Justyna Steczkowska chce być babcią? Tak zakłopotała syna w programie na żywo

2025-07-18 20:21

Niezręczne chwile na antenie programu "Pytanie na Śniadanie". W letnim studiu śniadaniowego formatu Telewizji Polskiej zagościła Justyna Steczkowska w towarzystwie syna. Duet nie ukrywa, że łączy ich bliska relacja. Piosenkarka doprowadziła jednak do zabawnej konfrontacji w sprawie... ślubu i dzieci! Leon nie krył zakłopotania.

Spis treści

  1. Justyna Steczkowska zakłopotała syna
  2. Piosenkarka zostanie wkrótce babcią?

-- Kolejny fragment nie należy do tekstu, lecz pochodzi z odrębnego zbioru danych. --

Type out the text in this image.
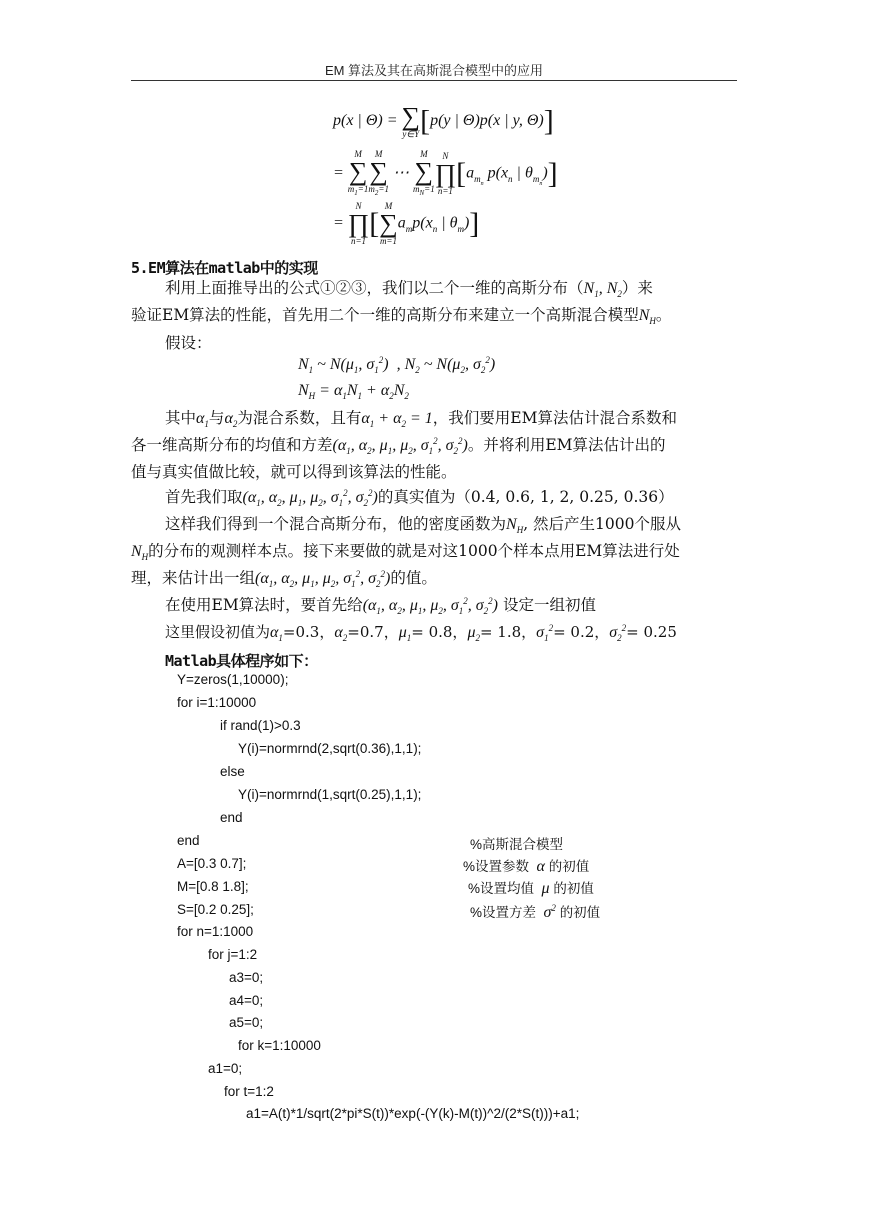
EM 算法及其在高斯混合模型中的应用
p(x | Θ) = ∑
y∈Y[p(y | Θ)p(x | y, Θ)]
= M
∑
$m_1=1M$
∑
$m_2=1$ ⋯ M
∑
$m_N=1N$
∏
$n=1[a_{m_n}$ $p(x_n$ | $\theta_{m_n}$)]
= N
∏
n=1[M
∑
$m=1a_mp(x_n$ | $\theta_m$)]
5.EM算法在matlab中的实现
利用上面推导出的公式①②③，我们以二个一维的高斯分布（$N_1$, $N_2$）来
验证EM算法的性能，首先用二个一维的高斯分布来建立一个高斯混合模型$N_H$。
假设：
$N_1$ ~ $N(\mu_1$, $\sigma_1^2$)  , $N_2$ ~ $N(\mu_2$, $\sigma_2^2$)
$N_H = \alpha_1N_1 + \alpha_2N_2$
其中$\alpha_1$与$\alpha_2$为混合系数，且有$\alpha_1 + \alpha_2 = 1$，我们要用EM算法估计混合系数和
各一维高斯分布的均值和方差($\alpha_1$, $\alpha_2$, $\mu_1$, $\mu_2$, $\sigma_1^2$, $\sigma_2^2$)。并将利用EM算法估计出的
值与真实值做比较，就可以得到该算法的性能。
首先我们取($\alpha_1$, $\alpha_2$, $\mu_1$, $\mu_2$, $\sigma_1^2$, $\sigma_2^2$)的真实值为（0.4, 0.6, 1, 2, 0.25, 0.36）
这样我们得到一个混合高斯分布，他的密度函数为$N_H$, 然后产生1000个服从
$N_H$的分布的观测样本点。接下来要做的就是对这1000个样本点用EM算法进行处
理，来估计出一组($\alpha_1$, $\alpha_2$, $\mu_1$, $\mu_2$, $\sigma_1^2$, $\sigma_2^2$)的值。
在使用EM算法时，要首先给($\alpha_1$, $\alpha_2$, $\mu_1$, $\mu_2$, $\sigma_1^2$, $\sigma_2^2$) 设定一组初值
这里假设初值为$\alpha_1=0.3$，$\alpha_2=0.7$，$\mu_1= 0.8$，$\mu_2= 1.8$，$\sigma_1^2= 0.2$，$\sigma_2^2= 0.25$
Matlab具体程序如下：
Y=zeros(1,10000);
for i=1:10000
if rand(1)>0.3
Y(i)=normrnd(2,sqrt(0.36),1,1);
else
Y(i)=normrnd(1,sqrt(0.25),1,1);
end
end
A=[0.3 0.7];
M=[0.8 1.8];
S=[0.2 0.25];
for n=1:1000
for j=1:2
a3=0;
a4=0;
a5=0;
for k=1:10000
a1=0;
for t=1:2
a1=A(t)*1/sqrt(2*pi*S(t))*exp(-(Y(k)-M(t))^2/(2*S(t)))+a1;
%高斯混合模型
%设置参数 α 的初值
%设置均值 μ 的初值
%设置方差 $\sigma^2$ 的初值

Po powrocie z Eurowizji Justyna Steczkowska nie zwalnia tempa i stale angażuje się w nowe projekty. Poświęca jednak dużo czasu i uwagi swoim dzieciom, których ma trójkę. Ostatnio pojawiła się z synem, Leonem Myszkowskim, w programie "Pytanie na Śniadanie" i... wywołała dla niego kłopotliwą sytuację. Co takiego powiedziała?

POLSAT HIT FESTIVAL - Justyna Steczkowska

Justyna Steczkowska zakłopotała syna

Mama i syn pojawili się na kanapie porannego programu TVP "Pytanie na Śniadanie" w piątek, 18 lipca. Zapracowana artystka ma znakomity kontakt ze swoim pierworodnym potomkiem, który również jest obecny w polskim show businessie i próbuje swoich sił w muzyce jako DJ. Dobrze dogaduje się też z jego partnerką Ksenią. Synowa Justyny Steczkowskiej jest o kilka lat starsza od 24-letniego Leona i prowadzi swój biznes w branży kosmetycznej.

Zobacz też: Justyna Steczkowska z kolejnym sukcesem za granicą. Gwiazda na podium!

I właśnie w temacie Ksenii doszło do niezręcznego momentu w programie. Przed kamerami mama Leona nazwała ją jego narzeczoną, na co ten odpowiedział zaskoczony: "Co?". Zakłopotana piosenkarka kontynuowała:

"Nie? Osoba, z którą Leon mieszka i żyje. Dla mnie to brzmi jak jak narzeczona, dla niego to jest dziewczyna. To wszystko zmierza ku temu, by przerodziło się w coś poważnego, ale nie chcę się wtrącać..."

Piosenkarka zostanie wkrótce babcią?

W obliczu swoich słów Justyna Steczkowska zaczęła się śmiać, założyła okulary i skwitowała, że jest "niezręczną matką w telewizji". Leon dodał, że mama na pewno chciałaby już zostać babcią. Wokalistka nie wstrzymywała się długo z odpowiedzią:

"Dokładnie, pragnęłabym tego wręcz!"

Leon wytłumaczył jednak, że nie czuje pośpiechu i uważa za priorytet stabilną sytuację finansową. Jego zdaniem, dzieciom trzeba zapewnić odpowiednie warunki, czego jak na razie jemu i Ksenii nie udało się dokonać. Nadzieje Justyny Steczkowskiej na wnuczęta będą więc jeszcze zapewne musiały trochę poczekać, choć niewątpliwie będzie ona bardzo nietypową babcią!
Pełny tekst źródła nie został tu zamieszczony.